Ce ballet de Kenneth MacMillan est sans doute un des plus riches sur le plan de l'expression classique conjuguée à un sens du théâtre assez unique de modernité et de finesse psychologique.Dès le lever du rideau, la France sous la Régence jaillit d'une scène d'auberge où se croisent mendiants, jeunes prostituées, bourgeois et élégantes dans un mouvement permanent de vie réaliste et de postures d'une précision extrême. La caméra de Ross MacGibbon perçoit ces petits détails joués par les personnages secondaires qui insufflent ce dynamisme unique à la structure narrative du ballet.
Les rôles principaux évoluent dans cet écrin et profitent ainsi de cette forme de crédibilité pour ancrer leur personnage qui dès lors bénéficie d'une assise remarquable.
En très peu de temps, les caractères sont plantés : Lescaut et sa maîtresse qu'il pousse dans les bras du riche Monsieur G.M., Des Grieux, jeune homme rêveur plongé dans un livre, et la jolie Manon en route pour le couvent…Le vocabulaire utilisé par le chorégraphe s'appuie sur la musique et une puissante idée du mouvement en tant qu'élément de narration. C'est sans doute là que se situe la principale difficulté pour les interprètes. À aucun moment la technique ne doit prendre le pas sur l'interprétation quelles que soient les difficultés à transcender.
Le solo de Des Grieux se présentant à Manon en est un exemple : la musique, toute en retenue, conduit le danseur à amortir la réception de ses sauts et à maîtriser de nombreux équilibres tout en exprimant l'amour qu'il ressent pour la jeune fille qui le contemple, assise sur une chaise.

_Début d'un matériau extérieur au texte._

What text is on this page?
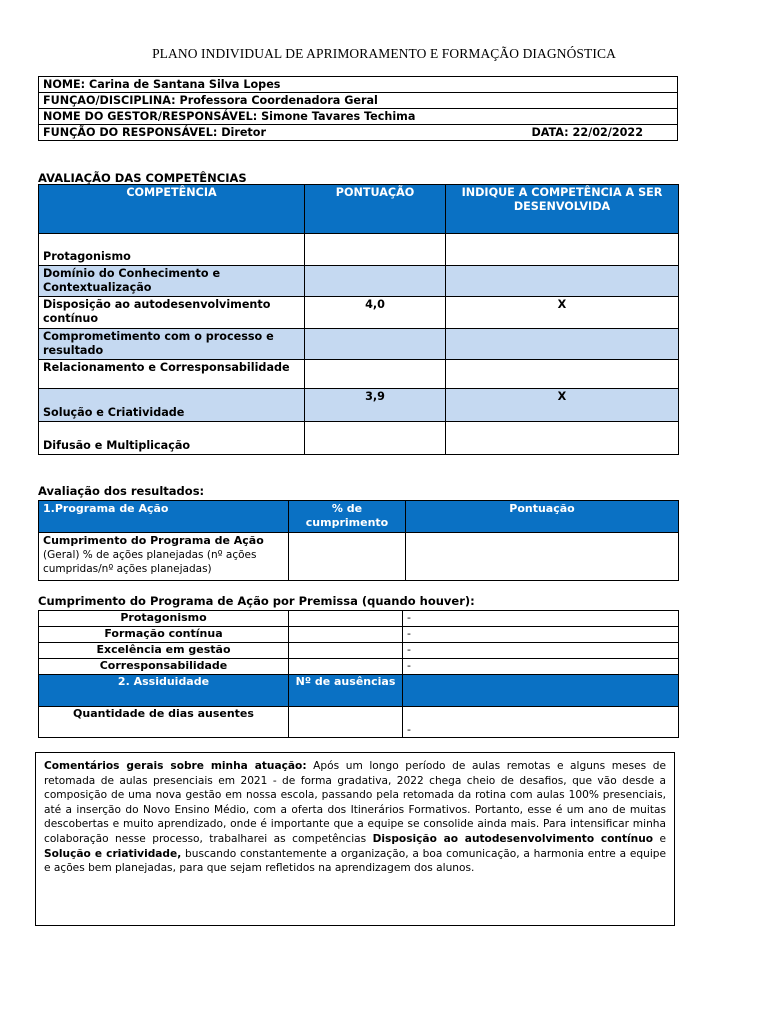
PLANO INDIVIDUAL DE APRIMORAMENTO E FORMAÇÃO DIAGNÓSTICA
NOME: Carina de Santana Silva Lopes
FUNÇAO/DISCIPLINA: Professora Coordenadora Geral
NOME DO GESTOR/RESPONSÁVEL: Simone Tavares Techima
FUNÇÃO DO RESPONSÁVEL: Diretor	DATA: 22/02/2022
AVALIAÇÃO DAS COMPETÊNCIAS
COMPETÊNCIA	PONTUAÇÃO	INDIQUE A COMPETÊNCIA A SER DESENVOLVIDA
Protagonismo		
Domínio do Conhecimento e Contextualização		
Disposição ao autodesenvolvimento contínuo	4,0	X
Comprometimento com o processo e resultado		
Relacionamento e Corresponsabilidade		
Solução e Criatividade	3,9	X
Difusão e Multiplicação		
Avaliação dos resultados:
1.Programa de Ação	% de cumprimento	Pontuação

Cumprimento do Programa de Ação
(Geral) % de ações planejadas (nº ações cumpridas/nº ações planejadas)		

Cumprimento do Programa de Ação por Premissa (quando houver):
Protagonismo		-
Formação contínua		-
Excelência em gestão		-
Corresponsabilidade		-
2. Assiduidade	Nº de ausências	
Quantidade de dias ausentes		-
Comentários gerais sobre minha atuação: Após um longo período de aulas remotas e alguns meses de retomada de aulas presenciais em 2021 - de forma gradativa, 2022 chega cheio de desafios, que vão desde a composição de uma nova gestão em nossa escola, passando pela retomada da rotina com aulas 100% presenciais, até a inserção do Novo Ensino Médio, com a oferta dos Itinerários Formativos. Portanto, esse é um ano de muitas descobertas e muito aprendizado, onde é importante que a equipe se consolide ainda mais. Para intensificar minha colaboração nesse processo, trabalharei as competências Disposição ao autodesenvolvimento contínuo e Solução e criatividade, buscando constantemente a organização, a boa comunicação, a harmonia entre a equipe e ações bem planejadas, para que sejam refletidos na aprendizagem dos alunos.
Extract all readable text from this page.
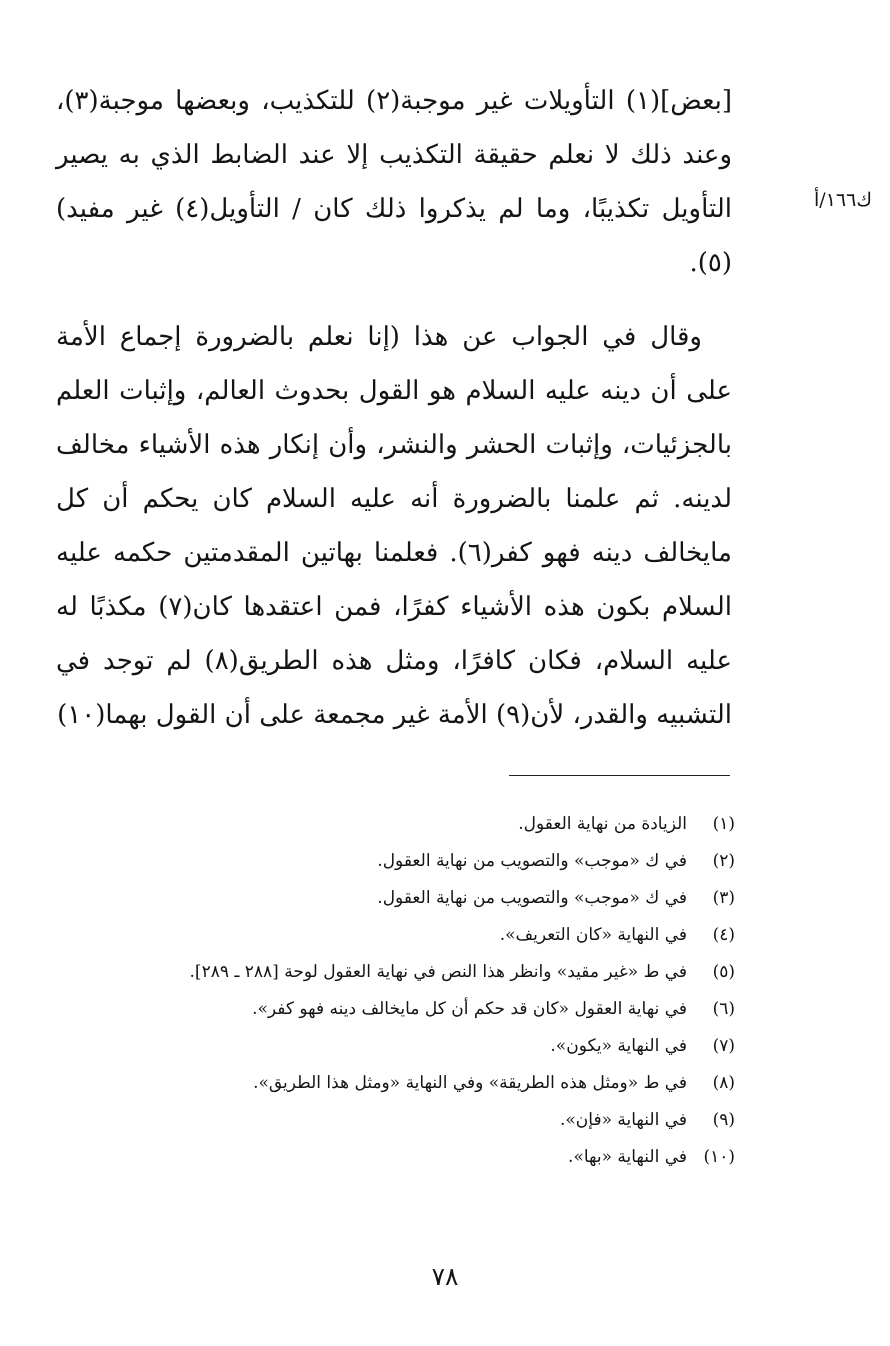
ك١٦٦/أ

[بعض](١) التأويلات غير موجبة(٢) للتكذيب، وبعضها موجبة(٣)، وعند ذلك لا نعلم حقيقة التكذيب إلا عند الضابط الذي به يصير التأويل تكذيبًا، وما لم يذكروا ذلك كان / التأويل(٤) غير مفيد)(٥).

وقال في الجواب عن هذا (إنا نعلم بالضرورة إجماع الأمة على أن دينه عليه السلام هو القول بحدوث العالم، وإثبات العلم بالجزئيات، وإثبات الحشر والنشر، وأن إنكار هذه الأشياء مخالف لدينه. ثم علمنا بالضرورة أنه عليه السلام كان يحكم أن كل مايخالف دينه فهو كفر(٦). فعلمنا بهاتين المقدمتين حكمه عليه السلام بكون هذه الأشياء كفرًا، فمن اعتقدها كان(٧) مكذبًا له عليه السلام، فكان كافرًا، ومثل هذه الطريق(٨) لم توجد في التشبيه والقدر، لأن(٩) الأمة غير مجمعة على أن القول بهما(١٠)

(١)الزيادة من نهاية العقول.
(٢)في ك «موجب» والتصويب من نهاية العقول.
(٣)في ك «موجب» والتصويب من نهاية العقول.
(٤)في النهاية «كان التعريف».
(٥)في ط «غير مقيد» وانظر هذا النص في نهاية العقول لوحة [٢٨٨ ـ ٢٨٩].
(٦)في نهاية العقول «كان قد حكم أن كل مايخالف دينه فهو كفر».
(٧)في النهاية «يكون».
(٨)في ط «ومثل هذه الطريقة» وفي النهاية «ومثل هذا الطريق».
(٩)في النهاية «فإن».
(١٠)في النهاية «بها».
٧٨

Carlos Acosta allège son corps taillé par ailleurs pour Spartacus et se fond dans ces exigences tout en épousant la ligne musicale avec une infinie justesse.
Le premier pas de deux de Manon et Des Grieux succède à ce solo et présente le thème musical principal du ballet (splendide Élégie) que l'on pourrait apparenter à la marque du Fatum qui s'exprimera avec la puissance des cuivres à la fin du dernier Acte.
Tamara Rojo donne naissance à sa Manon avec une maîtrise parfaite de la technique aliée à une sensibilité musicale renversante.
Dans son regard se lit à la fois l'amour naissant pour le Chevalier et ce voile légèrement trouble qui préfigure sa destinée. La chorégraphie alterne déplacements fluides, pauses structurées par les regards et passages extrêmement rapides qui s'enchaînent sans briser la ligne musicale.
Au bout de 25' de spectacle, on comprend que ces deux interprètes tutoient l'excellence et que la triste histoire de Manon va nous emporter dans son sillage.
Un seul regret, pourtant, dû aux cadrages qui coupent trop souvent les pieds des artistes et abusent de plans rapprochés sur le buste, là où la ligne entière du corps est primordiale. Une erreur de compréhension de la respiration de la danse qui aurait pu être évitée par le réalisateur, pourtant ancien danseur, qui explique dans le documentaire proposé en bonus son respect des souhaits du chorégraphe avec lequel il a travaillé. À ce titre, la captation de 1982 réalisée par Colin Nears et éditée par Warner Music Vison constitue un modèle.
Le premier intermède nous permet de voir quelques plans sur les très bons musiciens de la Royal Opera House dirigés à la perfection par Martin Yates. Un texte explicatif s'affiche, mais en anglais non sous-titré, de la même façon durant tout le programme.
Le second pas de deux de Manon/Des Grieux prend place dans la chambre parisienne du Chevalier et nous fait entrer dans l'intimité des deux amants pour un pur moment de bonheur partagé. La précision à la base du langage de MacMillan est totalement imbriquée au sens musical des interprètes.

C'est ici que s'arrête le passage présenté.